In der Bewerbung sollten sich Juristen nur auf die wesentlichen Informationen zu ihrer Person beschränken und nicht ihre gesamte Lebensgeschichte erzählen. In den meisten Fällen kämpfen Personalchefs mit Stapeln von Bewerbungen und wollen sich zunächst einen kurzen Überblick über die Eignung eines Bewerbers verschaffen. Daher gilt: Lebenslauf und Anschreiben möglichst kurz halten, klar gliedern und nicht mit Informationen vollstopfen.
Infos ergänzen
Manchmal jedoch macht es durchaus Sinn, die knappen Infos zu ergänzen, um sich von anderen Mitbewerbern abzusetzen. Etwa, wenn man seine Motivation genauer darlegen oder seinen nicht immer geradlinigen Lebenslauf erläutern möchte. Oder wenn man schon Berufserfahrungen gesammelt hat, die zur ausgeschriebenen Stelle passen und die man näher erläutern möchte. Dann ist es angebracht, eine sogenannte dritte Seite anzulegen. Diese zusätzliche Seite ist immer häufiger in Bewerbungen zu finden. Die Idee dazu wird den Karriereberatern Hesse/Schrader zugeschrieben, ihre Wurzeln werden aber auch in den USA vermutet.
Persönliches Bild
Die Extra-Seite sollte das eigene Profil konkretisieren, spezielle Qualifikationen
und Soft Skills anhand von Beispielen hervorheben, ein ganz persönliches Bild vom Bewerber zeichnen und damit Sympathie beim Personaler wecken. Wer sich persönlich oder ehrenamtlich engagiert oder einen interessanten Auslandsaufenthalt mit Bezug zur angestrebten Tätigkeit vorweisen kann, hat hier die Nase vorn. Wer besonders motiviert ist und gerne darstellen möchte, wieso er der einzig Richtige für die ausgeschriebene Stelle ist, sollte einen konkreten Bezug zwischen seinem Werdegang und seinem Traumjob herstellen. Hier kann man etwa Praktika und Projekte in den Vordergrund stellen, die eine ähnliche Ausrichtung hatten.
Nicht langweilen
„Wem es gelingt, eine solche Seite nicht nur mit Allgemeinplätzen zu füllen, sondern tatsächlich das eigene Profil zu schärfen, der sollte diese Möglichkeit auf jeden Fall nutzen“, bestätigt Jörg- Christian Lorenz, Rechtsanwalt und Buchautor von „Karrierewege für Juristen“ und „Der erfolgreiche Berufseinstieg für Juristen“.
Denn dabei ist auch Vorsicht geboten. Wichtig ist, dass die dritte Seite nicht zu langatmig gestaltet ist, sonst stellt sich beim Adressaten schnell Langeweile ein und man erreicht anstelle von Neugier und Interesse den gegenteiligen Effekt. Außerdem ist die dritte Seite nur dann sinnvoll, wenn es wirklich wichtige Ergänzungen gibt. Wer Anschreiben und Lebenslauf zu sehr abspeckt, nur um noch eine dritte Seite voll zu bekommen, tut sich keinen Gefallen. Denn diese beiden Seiten werden immer noch zuerst gelesen. Sind sie schon nicht interessant genug, wird die dritte Seite wahrscheinlich gar nicht erst betrachtet. Auch Wiederholungen sollte man deswegen unbedingt vermeiden.

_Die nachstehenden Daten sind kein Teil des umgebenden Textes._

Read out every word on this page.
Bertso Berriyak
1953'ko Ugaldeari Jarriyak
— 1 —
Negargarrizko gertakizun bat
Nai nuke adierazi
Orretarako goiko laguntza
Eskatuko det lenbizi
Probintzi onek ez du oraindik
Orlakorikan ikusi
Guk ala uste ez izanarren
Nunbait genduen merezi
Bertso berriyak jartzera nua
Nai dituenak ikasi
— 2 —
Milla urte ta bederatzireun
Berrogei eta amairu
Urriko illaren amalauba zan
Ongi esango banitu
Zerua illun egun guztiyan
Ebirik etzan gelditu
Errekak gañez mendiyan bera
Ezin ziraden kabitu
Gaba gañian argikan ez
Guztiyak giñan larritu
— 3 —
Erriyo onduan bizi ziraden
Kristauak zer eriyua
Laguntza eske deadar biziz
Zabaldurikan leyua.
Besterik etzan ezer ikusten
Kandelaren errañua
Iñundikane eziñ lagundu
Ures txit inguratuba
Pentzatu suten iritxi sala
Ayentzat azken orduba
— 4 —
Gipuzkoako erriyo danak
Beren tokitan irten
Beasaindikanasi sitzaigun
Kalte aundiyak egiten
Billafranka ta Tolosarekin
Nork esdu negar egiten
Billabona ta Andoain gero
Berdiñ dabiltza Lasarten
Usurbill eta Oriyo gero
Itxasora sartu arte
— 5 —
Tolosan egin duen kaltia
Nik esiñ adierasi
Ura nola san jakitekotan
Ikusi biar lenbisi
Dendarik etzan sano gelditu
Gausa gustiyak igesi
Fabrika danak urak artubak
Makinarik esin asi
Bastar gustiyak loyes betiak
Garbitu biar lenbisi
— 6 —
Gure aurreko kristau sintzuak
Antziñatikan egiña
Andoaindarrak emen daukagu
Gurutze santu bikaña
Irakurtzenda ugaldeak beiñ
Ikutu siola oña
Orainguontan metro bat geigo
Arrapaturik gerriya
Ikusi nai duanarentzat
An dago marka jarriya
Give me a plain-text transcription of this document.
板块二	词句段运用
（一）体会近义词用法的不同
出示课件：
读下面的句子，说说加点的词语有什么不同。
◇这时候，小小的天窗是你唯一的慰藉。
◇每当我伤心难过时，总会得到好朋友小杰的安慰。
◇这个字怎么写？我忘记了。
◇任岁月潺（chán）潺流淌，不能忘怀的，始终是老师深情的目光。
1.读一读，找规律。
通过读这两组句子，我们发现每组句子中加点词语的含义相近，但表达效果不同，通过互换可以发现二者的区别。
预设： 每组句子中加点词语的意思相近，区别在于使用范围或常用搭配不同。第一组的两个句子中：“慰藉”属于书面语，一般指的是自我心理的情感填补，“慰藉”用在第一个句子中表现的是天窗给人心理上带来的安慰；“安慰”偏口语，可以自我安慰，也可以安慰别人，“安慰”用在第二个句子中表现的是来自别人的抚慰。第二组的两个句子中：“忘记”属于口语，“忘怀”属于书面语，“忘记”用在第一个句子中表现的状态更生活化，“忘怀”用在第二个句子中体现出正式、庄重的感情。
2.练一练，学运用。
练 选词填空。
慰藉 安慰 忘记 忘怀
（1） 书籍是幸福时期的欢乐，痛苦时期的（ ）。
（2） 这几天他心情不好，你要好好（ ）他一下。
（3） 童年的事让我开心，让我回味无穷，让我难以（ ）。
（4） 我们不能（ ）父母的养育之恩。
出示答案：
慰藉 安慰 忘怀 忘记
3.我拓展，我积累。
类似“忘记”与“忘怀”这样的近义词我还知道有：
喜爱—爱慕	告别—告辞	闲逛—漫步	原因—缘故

Meist wird die dritte Seite hinter dem Lebenslauf platziert und darf ruhig auffallen. Schon bei der Auswahl der Bewerbungsmappe sollte man darauf achten, dass die dritte Seite gut präsentiert werden kann. Und last but not least gilt für die dritte Seite natürlich auch: „Sind die Unterlagen ausgearbeitet, lohnt es sich, noch einmal den Rat anderer Personen einzuholen, die auf Rechtschreibung, Grammatik und Wortwahl achten“, empfiehlt Buchautor Lorenz. „Denn es wäre doch schade, wenn die mühevoll ausgearbeitete Extra-Seite gerade an diesen Kleinigkeiten scheitert“.